In der Corona-Pandemie mussten viele Verträge rückabgewickelt werden, weil die Vertragsdurchführung durch Verbote unmöglich wurde. Strittig war dabei die Frage: Wenn man heute bereits erahnt, dass in Zukunft ein schwerwiegendes Ereignis eintritt (z.B. eben ein pandemiebedingtes Verbot, ein Streik usw.), darf man dann bereits den Rücktritt erklären – obwohl des Ereignis noch nicht eingetreten ist?

Das einzige, das dabei unstreitig ist: Tritt das Ereignis dann nicht ein, wären vertraglich vereinbarte Stornogebühren, ansonsten der vereinbarte Preis zu zahlen.

Der Vorteil eines solchen Rücktritts: Es fallen keine Stornogebühren an, weil es letztlich kein Storno ist, sondern ein gesetzlich geregelter Fall der vorzeitigen Vertragsauflösung.

Der Unterschied liegt auf der Hand: Fällt eine Stornogebühr an, oder wäre der Rücktritt kostenfrei?

Maßgeblich ist also die Frage, welcher Zeitpunkt für den Eintritt des Ereignisses, das die Vertragsdurchführung unmöglich oder unzumutbar macht, relevant ist: Der Zeitpunkt der Rücktrittserklärung?
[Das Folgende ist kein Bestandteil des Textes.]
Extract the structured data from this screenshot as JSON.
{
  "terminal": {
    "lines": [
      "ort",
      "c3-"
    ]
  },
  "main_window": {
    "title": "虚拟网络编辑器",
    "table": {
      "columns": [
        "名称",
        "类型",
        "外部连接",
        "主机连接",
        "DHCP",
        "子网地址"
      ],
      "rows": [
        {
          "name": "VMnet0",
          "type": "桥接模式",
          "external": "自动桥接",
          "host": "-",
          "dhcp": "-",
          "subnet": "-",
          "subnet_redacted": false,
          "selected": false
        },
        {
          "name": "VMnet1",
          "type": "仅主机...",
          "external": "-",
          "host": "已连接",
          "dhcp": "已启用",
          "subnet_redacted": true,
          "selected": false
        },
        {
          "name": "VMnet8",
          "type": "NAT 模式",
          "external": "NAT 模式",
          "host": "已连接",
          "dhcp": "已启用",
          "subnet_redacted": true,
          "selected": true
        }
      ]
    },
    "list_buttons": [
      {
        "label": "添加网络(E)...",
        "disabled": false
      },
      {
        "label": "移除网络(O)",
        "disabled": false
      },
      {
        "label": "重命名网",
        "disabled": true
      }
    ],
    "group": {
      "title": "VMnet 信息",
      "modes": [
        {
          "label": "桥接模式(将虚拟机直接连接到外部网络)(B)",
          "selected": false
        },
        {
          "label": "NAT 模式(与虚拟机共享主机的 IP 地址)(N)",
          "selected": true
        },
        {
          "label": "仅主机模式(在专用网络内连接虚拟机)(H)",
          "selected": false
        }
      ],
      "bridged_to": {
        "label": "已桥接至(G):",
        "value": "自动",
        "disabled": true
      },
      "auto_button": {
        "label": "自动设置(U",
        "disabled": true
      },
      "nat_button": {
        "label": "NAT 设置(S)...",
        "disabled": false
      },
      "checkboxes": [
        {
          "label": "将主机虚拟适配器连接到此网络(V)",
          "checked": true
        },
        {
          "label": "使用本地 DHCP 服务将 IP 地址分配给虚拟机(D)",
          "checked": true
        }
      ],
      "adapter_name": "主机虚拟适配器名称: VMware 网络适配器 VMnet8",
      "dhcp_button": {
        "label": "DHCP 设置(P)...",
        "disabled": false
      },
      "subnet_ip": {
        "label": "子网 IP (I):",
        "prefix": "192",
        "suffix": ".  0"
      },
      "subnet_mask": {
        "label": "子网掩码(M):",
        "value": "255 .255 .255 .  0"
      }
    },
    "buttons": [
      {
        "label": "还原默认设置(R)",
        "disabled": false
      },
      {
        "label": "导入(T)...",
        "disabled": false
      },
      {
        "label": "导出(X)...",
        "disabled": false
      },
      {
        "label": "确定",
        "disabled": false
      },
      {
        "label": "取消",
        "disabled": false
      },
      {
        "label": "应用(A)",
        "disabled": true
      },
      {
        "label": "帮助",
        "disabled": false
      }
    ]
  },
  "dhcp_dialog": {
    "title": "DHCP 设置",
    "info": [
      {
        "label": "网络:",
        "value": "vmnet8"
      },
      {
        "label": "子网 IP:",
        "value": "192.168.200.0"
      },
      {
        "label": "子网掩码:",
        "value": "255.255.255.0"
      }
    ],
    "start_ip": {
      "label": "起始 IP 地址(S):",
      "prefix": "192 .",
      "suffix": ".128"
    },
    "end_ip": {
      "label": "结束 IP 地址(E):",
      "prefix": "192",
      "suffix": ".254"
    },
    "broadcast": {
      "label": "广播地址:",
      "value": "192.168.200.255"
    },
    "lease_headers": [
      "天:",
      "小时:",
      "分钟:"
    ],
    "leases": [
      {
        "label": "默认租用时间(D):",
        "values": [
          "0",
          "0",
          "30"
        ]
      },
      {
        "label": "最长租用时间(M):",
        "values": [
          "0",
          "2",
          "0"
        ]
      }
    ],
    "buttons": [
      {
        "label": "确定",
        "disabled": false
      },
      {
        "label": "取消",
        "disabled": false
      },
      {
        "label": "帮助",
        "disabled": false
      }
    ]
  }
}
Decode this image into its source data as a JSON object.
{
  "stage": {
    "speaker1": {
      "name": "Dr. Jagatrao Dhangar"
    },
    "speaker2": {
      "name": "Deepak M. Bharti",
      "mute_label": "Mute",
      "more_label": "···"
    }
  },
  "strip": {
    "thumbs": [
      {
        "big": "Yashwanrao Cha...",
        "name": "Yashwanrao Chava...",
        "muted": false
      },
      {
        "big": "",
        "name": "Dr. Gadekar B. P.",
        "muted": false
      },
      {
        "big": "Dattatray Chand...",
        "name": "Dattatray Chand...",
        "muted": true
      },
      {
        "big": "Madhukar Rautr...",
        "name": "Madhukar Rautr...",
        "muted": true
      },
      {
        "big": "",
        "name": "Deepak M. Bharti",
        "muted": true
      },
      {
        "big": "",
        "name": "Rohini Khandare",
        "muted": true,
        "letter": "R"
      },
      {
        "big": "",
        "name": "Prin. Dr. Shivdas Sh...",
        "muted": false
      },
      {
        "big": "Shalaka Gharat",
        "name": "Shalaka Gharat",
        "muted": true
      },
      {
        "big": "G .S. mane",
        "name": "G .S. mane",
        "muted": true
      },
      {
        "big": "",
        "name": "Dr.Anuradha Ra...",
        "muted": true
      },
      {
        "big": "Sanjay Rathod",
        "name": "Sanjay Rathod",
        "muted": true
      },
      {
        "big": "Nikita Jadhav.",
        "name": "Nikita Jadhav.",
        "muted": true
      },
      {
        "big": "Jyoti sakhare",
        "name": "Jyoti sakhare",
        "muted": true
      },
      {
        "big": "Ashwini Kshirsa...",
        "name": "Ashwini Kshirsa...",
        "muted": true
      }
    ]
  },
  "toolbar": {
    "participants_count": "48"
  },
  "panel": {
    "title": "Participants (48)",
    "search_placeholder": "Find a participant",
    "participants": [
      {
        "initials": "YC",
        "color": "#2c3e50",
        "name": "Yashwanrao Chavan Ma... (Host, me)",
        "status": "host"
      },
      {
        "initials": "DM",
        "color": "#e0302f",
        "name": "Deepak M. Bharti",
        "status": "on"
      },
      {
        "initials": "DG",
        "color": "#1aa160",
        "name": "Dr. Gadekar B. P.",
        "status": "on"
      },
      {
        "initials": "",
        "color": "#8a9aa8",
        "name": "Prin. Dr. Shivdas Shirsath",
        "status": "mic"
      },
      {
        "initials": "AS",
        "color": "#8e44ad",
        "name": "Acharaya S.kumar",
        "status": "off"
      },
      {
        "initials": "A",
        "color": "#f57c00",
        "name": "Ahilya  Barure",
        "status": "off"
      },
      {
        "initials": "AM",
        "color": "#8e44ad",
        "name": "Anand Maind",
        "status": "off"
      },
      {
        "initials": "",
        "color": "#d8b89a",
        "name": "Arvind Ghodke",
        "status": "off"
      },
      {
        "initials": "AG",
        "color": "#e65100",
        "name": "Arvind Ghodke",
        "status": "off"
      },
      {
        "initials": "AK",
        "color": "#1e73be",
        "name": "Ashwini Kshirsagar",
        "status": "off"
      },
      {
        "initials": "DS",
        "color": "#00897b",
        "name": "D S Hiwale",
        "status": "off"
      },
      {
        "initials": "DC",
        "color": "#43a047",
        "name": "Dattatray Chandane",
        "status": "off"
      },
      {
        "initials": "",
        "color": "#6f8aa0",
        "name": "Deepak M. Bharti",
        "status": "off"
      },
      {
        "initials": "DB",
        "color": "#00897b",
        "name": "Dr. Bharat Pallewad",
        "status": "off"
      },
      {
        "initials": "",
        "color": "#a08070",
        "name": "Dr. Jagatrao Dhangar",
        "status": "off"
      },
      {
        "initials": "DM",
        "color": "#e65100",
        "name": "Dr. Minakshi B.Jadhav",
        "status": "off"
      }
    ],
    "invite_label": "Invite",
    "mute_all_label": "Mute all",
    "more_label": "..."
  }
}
Oder können auch noch nach Rücktrittserklärung eintretende Umstände berücksichtigt werden und dem Rücktritt quasi „zugute kommen“?

Der Bundesgerichtshof, unsere in Deutschland höchste Zivilinstanz, hatte in einem reiserechtlichen Fall durchblicken lassen, dass man dazu tendiere, auch später eintretende Ereignisse noch zu Gunsten des Rücktritts gelten zu lassen – d.h. dass der Rücktritt wirksam wäre auch dann, wenn zum Zeitpunkt des Rücktritts das Ereignis selbst noch nicht eingetreten ist.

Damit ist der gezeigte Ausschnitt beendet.